日本にもある児童労働 実態調査を行うACEがセミナーを開催
この後、琉球大学の上間陽子教授、ライトハウスの坂本新事務局長、首都圏青年ユニオンの原田仁希執行委員長がそれぞれ報告した。
『裸足で逃げる 沖縄の夜の街の少女たち』の著者で、風俗業界で働く若者や若年出産をした女性への聞き取りを行っている上間氏は、若年出産者48人のうち約8割が風俗業界に勤めており、就労開始年齢が14歳前後の人も複数いたと報告した。風俗で働き始める主な動機は「遊ぶ金が欲しい」「居場所が欲しい」といった理由が挙がってくるが、その境遇を尋ねると家庭の機能不全に行き着くことが多く、子育てが機能していない家庭では、子供を学校や地域につなぎ留めておくことも難しいために、若くして風俗業界に身を寄せるようになるとの見解を示した。
加えて、風俗で客からレイプされるといった性被害を受けても、犯罪であると認識できなかったり、自身の被害を言葉にすることが難しかったりと、子供にとって被害を訴えることができないといった問題を指摘。社会全体で考えなければならず、「家族に任せていればいいという状況ではない」と強調した。
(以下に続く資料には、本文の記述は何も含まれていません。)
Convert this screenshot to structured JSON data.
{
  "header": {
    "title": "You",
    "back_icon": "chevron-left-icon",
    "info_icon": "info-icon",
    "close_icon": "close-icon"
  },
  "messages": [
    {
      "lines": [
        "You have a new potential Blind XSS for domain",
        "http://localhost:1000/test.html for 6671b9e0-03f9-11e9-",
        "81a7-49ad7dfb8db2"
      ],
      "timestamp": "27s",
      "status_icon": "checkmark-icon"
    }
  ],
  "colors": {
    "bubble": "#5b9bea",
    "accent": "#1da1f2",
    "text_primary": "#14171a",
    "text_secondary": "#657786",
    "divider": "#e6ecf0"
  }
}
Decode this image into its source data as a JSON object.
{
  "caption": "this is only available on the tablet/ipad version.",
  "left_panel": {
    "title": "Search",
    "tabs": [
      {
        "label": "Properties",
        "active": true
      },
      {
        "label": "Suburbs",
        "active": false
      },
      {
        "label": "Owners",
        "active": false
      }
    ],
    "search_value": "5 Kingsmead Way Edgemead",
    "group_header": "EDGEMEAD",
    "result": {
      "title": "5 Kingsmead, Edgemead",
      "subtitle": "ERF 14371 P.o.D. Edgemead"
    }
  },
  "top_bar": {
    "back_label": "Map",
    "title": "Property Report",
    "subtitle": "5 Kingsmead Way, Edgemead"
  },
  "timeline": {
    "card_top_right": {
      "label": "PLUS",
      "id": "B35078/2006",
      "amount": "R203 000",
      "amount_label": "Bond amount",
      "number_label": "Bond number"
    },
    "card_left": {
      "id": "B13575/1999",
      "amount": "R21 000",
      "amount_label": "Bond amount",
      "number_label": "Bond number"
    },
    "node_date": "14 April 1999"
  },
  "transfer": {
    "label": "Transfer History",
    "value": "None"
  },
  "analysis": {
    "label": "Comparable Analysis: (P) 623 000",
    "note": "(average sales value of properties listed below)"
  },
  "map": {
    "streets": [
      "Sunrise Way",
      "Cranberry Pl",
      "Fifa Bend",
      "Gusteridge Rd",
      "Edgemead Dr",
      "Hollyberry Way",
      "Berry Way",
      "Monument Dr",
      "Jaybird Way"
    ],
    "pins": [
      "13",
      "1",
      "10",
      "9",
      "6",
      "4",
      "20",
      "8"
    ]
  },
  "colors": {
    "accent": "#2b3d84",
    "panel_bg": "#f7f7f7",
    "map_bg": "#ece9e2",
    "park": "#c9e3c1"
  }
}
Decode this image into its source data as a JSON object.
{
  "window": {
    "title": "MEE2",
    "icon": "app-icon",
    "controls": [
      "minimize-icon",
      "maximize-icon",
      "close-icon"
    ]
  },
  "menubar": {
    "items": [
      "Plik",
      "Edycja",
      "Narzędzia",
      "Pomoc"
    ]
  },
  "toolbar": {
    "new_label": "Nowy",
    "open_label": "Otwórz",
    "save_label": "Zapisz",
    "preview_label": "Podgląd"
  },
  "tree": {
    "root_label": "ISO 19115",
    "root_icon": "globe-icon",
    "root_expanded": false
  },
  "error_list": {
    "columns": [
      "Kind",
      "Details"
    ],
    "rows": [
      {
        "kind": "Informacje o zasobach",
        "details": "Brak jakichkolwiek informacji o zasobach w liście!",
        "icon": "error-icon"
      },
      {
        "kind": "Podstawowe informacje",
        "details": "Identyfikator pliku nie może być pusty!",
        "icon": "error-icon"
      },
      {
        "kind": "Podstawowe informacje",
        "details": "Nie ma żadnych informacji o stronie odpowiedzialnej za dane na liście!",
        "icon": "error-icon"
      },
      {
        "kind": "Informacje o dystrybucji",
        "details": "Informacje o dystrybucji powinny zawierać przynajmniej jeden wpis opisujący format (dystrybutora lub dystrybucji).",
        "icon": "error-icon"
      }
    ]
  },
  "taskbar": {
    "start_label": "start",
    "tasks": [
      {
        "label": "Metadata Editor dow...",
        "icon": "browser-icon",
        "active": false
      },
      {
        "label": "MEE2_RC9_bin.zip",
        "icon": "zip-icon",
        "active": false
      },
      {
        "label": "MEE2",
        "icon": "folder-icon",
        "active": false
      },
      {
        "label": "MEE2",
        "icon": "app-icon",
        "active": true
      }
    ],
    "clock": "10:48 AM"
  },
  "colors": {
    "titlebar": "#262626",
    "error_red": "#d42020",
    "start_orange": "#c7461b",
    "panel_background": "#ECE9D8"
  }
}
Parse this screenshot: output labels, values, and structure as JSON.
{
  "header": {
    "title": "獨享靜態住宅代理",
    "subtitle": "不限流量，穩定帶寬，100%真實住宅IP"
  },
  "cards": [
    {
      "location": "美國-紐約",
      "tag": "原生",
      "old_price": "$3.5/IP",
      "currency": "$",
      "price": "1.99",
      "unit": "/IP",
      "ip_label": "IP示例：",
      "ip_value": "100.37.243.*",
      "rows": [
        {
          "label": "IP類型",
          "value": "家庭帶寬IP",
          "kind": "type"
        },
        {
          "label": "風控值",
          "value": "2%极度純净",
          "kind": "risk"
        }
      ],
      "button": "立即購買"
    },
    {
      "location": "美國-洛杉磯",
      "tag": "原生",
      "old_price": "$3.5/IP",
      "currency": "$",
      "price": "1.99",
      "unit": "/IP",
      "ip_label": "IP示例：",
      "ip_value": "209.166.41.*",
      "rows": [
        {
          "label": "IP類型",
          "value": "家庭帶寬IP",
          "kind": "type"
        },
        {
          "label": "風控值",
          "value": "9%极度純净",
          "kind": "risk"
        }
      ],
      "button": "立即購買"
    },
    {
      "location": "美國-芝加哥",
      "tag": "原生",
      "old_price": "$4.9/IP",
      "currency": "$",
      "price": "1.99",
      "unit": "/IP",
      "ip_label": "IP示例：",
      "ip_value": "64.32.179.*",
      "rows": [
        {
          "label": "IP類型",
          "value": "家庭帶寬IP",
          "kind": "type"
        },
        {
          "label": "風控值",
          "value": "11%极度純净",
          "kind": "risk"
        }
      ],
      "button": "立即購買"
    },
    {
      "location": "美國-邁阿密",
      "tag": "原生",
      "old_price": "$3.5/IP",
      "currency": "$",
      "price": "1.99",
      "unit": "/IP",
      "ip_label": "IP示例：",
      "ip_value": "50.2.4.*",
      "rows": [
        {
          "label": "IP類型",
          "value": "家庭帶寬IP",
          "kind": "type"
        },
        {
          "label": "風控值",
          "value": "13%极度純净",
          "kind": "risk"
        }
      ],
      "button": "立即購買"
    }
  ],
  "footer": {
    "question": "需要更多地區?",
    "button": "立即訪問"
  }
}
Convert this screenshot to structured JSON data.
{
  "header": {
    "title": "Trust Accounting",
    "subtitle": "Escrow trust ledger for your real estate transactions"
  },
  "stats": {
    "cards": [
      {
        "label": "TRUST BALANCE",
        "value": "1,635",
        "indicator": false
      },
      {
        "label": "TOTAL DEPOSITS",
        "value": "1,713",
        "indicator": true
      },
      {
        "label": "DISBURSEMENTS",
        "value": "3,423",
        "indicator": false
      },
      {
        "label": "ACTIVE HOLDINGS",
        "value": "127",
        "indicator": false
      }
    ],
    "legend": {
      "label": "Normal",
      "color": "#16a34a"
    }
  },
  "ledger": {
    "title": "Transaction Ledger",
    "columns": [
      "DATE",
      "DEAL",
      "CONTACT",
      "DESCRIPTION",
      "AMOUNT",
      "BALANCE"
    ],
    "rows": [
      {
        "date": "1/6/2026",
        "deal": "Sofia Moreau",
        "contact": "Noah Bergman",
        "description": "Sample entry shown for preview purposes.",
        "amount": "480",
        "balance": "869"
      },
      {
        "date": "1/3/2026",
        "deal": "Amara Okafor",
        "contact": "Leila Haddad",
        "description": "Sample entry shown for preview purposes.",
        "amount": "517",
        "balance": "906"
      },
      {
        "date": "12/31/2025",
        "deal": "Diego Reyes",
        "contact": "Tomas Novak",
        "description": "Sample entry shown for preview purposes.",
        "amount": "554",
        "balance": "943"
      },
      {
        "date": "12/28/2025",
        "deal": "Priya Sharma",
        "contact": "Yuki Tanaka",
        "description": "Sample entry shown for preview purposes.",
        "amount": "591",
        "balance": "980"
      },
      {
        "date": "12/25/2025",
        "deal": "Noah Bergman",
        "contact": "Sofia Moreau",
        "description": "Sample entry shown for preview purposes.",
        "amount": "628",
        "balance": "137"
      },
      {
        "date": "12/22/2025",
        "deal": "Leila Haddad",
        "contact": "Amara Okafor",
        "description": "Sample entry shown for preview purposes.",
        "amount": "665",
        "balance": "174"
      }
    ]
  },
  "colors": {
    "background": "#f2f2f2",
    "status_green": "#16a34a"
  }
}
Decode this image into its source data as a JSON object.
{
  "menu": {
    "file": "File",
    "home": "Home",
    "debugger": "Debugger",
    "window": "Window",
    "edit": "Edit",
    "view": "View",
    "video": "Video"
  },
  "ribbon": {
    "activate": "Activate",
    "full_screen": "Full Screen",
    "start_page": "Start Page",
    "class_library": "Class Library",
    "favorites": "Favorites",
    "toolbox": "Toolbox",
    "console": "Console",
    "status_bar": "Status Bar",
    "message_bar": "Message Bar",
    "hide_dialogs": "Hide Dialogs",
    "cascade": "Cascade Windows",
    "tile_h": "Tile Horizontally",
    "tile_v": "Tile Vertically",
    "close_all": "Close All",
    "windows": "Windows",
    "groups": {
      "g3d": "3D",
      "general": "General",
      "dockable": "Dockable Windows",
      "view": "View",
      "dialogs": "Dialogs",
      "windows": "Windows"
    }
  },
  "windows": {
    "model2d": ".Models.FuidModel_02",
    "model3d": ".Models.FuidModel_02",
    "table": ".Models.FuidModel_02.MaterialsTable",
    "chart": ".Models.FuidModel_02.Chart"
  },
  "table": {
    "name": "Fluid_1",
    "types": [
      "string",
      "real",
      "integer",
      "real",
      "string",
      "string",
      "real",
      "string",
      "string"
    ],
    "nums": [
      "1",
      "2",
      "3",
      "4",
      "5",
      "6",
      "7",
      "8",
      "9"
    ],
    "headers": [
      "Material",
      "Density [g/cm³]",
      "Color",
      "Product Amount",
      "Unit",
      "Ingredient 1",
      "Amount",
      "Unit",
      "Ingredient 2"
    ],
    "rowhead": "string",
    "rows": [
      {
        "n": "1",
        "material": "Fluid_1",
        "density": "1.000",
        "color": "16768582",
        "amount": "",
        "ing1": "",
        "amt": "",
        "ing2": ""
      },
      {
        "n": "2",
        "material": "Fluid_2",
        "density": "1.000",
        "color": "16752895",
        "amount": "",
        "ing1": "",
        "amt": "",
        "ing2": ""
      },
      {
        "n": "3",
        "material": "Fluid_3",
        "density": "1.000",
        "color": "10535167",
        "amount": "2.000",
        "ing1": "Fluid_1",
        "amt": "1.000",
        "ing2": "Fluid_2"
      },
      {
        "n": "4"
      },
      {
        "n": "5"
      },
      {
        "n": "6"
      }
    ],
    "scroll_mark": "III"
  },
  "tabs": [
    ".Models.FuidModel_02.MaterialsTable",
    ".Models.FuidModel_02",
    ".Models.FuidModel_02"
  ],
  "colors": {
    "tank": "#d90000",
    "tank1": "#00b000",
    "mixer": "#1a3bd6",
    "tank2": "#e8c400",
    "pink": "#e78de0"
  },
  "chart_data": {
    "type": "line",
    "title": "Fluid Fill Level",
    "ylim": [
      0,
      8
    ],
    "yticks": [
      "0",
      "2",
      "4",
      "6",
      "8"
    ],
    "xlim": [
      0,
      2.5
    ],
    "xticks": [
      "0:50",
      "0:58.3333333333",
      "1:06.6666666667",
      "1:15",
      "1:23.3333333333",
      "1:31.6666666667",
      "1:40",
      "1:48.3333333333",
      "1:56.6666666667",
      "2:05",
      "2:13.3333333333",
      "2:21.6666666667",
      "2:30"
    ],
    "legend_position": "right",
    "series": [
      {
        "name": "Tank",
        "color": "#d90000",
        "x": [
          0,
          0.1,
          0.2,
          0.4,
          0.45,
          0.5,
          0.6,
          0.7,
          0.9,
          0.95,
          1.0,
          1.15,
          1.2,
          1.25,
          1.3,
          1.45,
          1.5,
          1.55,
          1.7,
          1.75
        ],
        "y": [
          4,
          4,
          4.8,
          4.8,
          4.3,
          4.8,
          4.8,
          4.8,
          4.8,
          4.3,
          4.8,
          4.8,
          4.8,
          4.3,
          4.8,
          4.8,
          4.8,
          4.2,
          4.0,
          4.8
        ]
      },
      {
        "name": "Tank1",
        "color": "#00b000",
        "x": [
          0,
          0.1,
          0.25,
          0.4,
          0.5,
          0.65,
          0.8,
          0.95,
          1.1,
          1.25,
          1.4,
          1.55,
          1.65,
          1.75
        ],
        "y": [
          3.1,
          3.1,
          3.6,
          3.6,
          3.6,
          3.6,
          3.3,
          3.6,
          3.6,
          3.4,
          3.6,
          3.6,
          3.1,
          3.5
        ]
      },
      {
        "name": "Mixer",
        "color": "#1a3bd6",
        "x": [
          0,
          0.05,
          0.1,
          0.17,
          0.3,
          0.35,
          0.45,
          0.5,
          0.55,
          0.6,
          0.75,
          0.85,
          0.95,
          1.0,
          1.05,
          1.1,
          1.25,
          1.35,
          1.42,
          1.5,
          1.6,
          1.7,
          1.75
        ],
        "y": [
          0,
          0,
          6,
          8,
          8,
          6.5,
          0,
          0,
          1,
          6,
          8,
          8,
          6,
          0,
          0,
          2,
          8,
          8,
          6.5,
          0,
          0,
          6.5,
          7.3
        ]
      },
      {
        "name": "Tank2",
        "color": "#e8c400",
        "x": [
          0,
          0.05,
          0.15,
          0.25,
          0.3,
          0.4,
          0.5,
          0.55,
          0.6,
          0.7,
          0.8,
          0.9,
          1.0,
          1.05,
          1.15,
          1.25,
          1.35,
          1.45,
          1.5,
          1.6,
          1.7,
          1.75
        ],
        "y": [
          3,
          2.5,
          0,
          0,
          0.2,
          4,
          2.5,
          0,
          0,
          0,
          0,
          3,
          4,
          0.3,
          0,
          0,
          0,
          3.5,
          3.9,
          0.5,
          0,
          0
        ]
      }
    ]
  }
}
『商業的性的搾取に組み込まれる子供たち』をテーマに報告した坂本氏は、アダルトビデオへの出演や売春の強要、自画撮り被害など、増え続ける相談の実例を紹介。「既存の体制、支援の枠組みではどうしても助けきれない子供たちが大勢いる」と現状を紹介し、社会への意識啓発と取り締まりのための法整備の必要性を訴えた。ブラックバイト問題に取り組む原田氏は、子供たちを守るには、「労働問題を含め、格差と貧困への取り組みが根本的解決につながる」と述べた。